屏幕上的时间清晰地跳成03:18,距离307路末班车发车时间,已经过去了整整四十七分。
公交站台的灯是种发绿的白炽灯,光线透过被雨水冲刷的玻璃照下来,在地面投下斑驳的光影,像块被打碎的旧镜子。林野盯着站台电子屏上的公交线路表,307路的末班车时间明明白白写着22:30,可他已经在这里站了两个小时十七分钟,别说公交车的影子,就连路过的出租车都没见到一辆。
裤袋里的手机突然震动起来,是同事小王发来的微信:“野哥,你到底啥时候过来换班?我这儿快顶不住了,急诊刚收了个醉酒闹事的,头破血流的。”
林野的指尖悬在屏幕上,迟迟没落下。他是市立医院急诊科的夜班护士,今晚本该在十一点准时和小王换班,可现在,他却像个傻子一样站在暴雨里的公交站台,等着一辆早就该消失的末班车。
一切都源于三个小时前那个诡异的电话。
当时他刚给3床的老太太换完输液袋,消毒水的味道还没散尽,护士站的座机突然响了。凌晨的医院走廊静得能听到自己的心跳,那铃声像生锈的铁片在刮玻璃,尖锐得让人头皮发麻。
“喂,市立医院急诊科。”他接起电话时,指尖还残留着酒精棉球的凉意。
电话那头没有声音,只有一阵滋滋的电流声,像老式收音机没调好频道。过了足足半分钟,一个经过变声器处理的声音钻了出来,又尖又哑,分不清男女:“林野?”
林野的后背猛地一僵。
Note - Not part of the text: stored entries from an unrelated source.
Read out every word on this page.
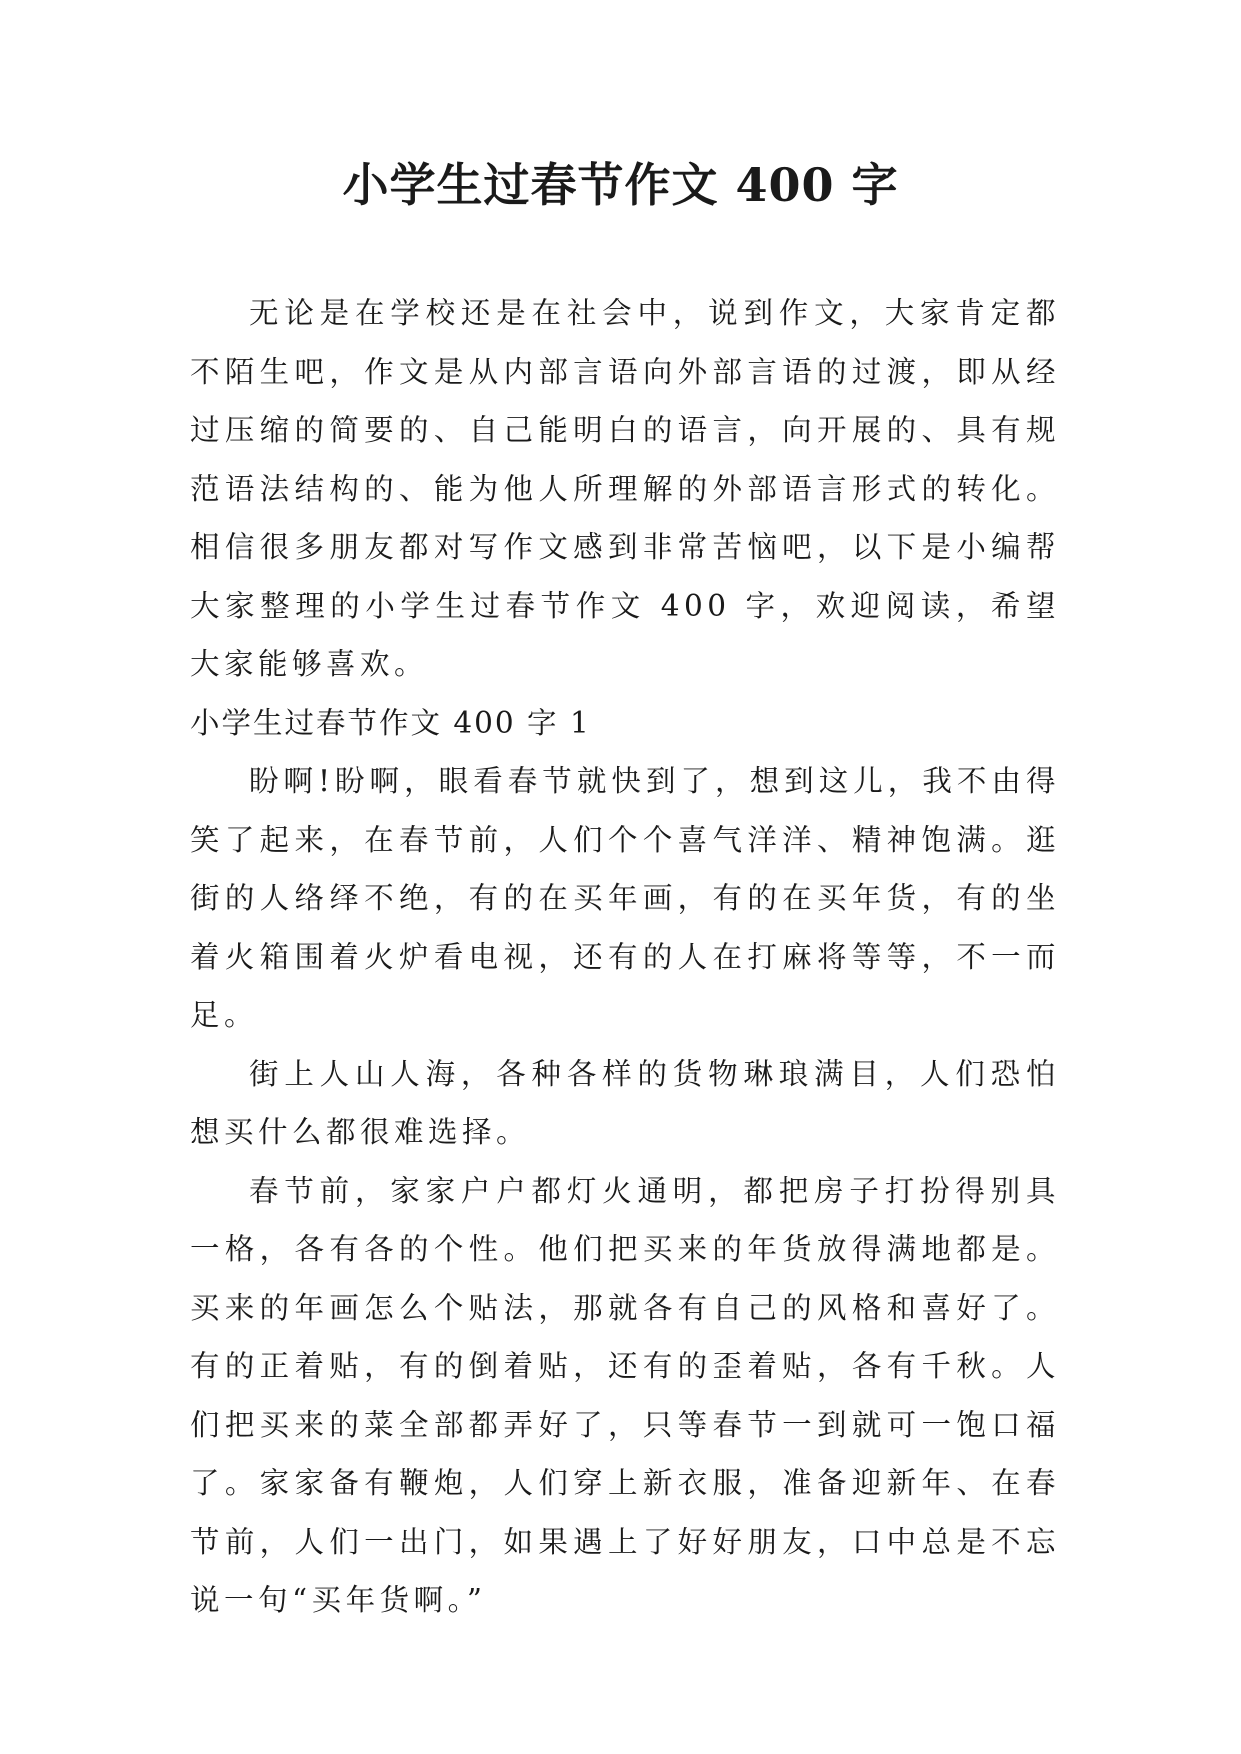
小学生过春节作文 400 字

无论是在学校还是在社会中，说到作文，大家肯定都不陌生吧，作文是从内部言语向外部言语的过渡，即从经过压缩的简要的、自己能明白的语言，向开展的、具有规范语法结构的、能为他人所理解的外部语言形式的转化。相信很多朋友都对写作文感到非常苦恼吧，以下是小编帮大家整理的小学生过春节作文 400 字，欢迎阅读，希望大家能够喜欢。

小学生过春节作文 400 字 1

盼啊!盼啊，眼看春节就快到了，想到这儿，我不由得笑了起来，在春节前，人们个个喜气洋洋、精神饱满。逛街的人络绎不绝，有的在买年画，有的在买年货，有的坐着火箱围着火炉看电视，还有的人在打麻将等等，不一而足。

街上人山人海，各种各样的货物琳琅满目，人们恐怕想买什么都很难选择。

春节前，家家户户都灯火通明，都把房子打扮得别具一格，各有各的个性。他们把买来的年货放得满地都是。买来的年画怎么个贴法，那就各有自己的风格和喜好了。有的正着贴，有的倒着贴，还有的歪着贴，各有千秋。人们把买来的菜全部都弄好了，只等春节一到就可一饱口福了。家家备有鞭炮，人们穿上新衣服，准备迎新年、在春节前，人们一出门，如果遇上了好好朋友，口中总是不忘说一句“买年货啊。”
这个号码他不认识,对方却准确叫出了他的名字。
“想知道三年前,你妹妹林溪为什么会在末班车上‘失足’坠江吗?”那声音顿了顿,电流声突然变大,“今晚十二点,坐307路末班车来老码头。记住,必须是末班车。”
“你是谁?”林野攥紧了听筒,指节因为用力而发白,“我妹妹的事早就结案了,是意外!”
“意外?”对方笑了,笑声通过变声器处理后,像生锈的齿轮在转动,“你信吗?你妹妹恐高,连过街天桥都不敢走,怎么会自己爬到江边护栏上?”
这句话像根冰锥,狠狠扎进林野的太阳穴。他想起三年前那个同样下着雨的夜晚,警方在电话里说,林溪是从307路公交车上意外坠江的,现场勘查显示护栏有攀爬痕迹,结合车内监控,认定为意外失足。可他比谁都清楚,林溪从小就怕高,小时候连小区的滑梯都不敢上,每次过天桥都要紧紧抓着他的胳膊,眼睛闭得死死的——这样的人,怎么可能主动靠近江边的护栏?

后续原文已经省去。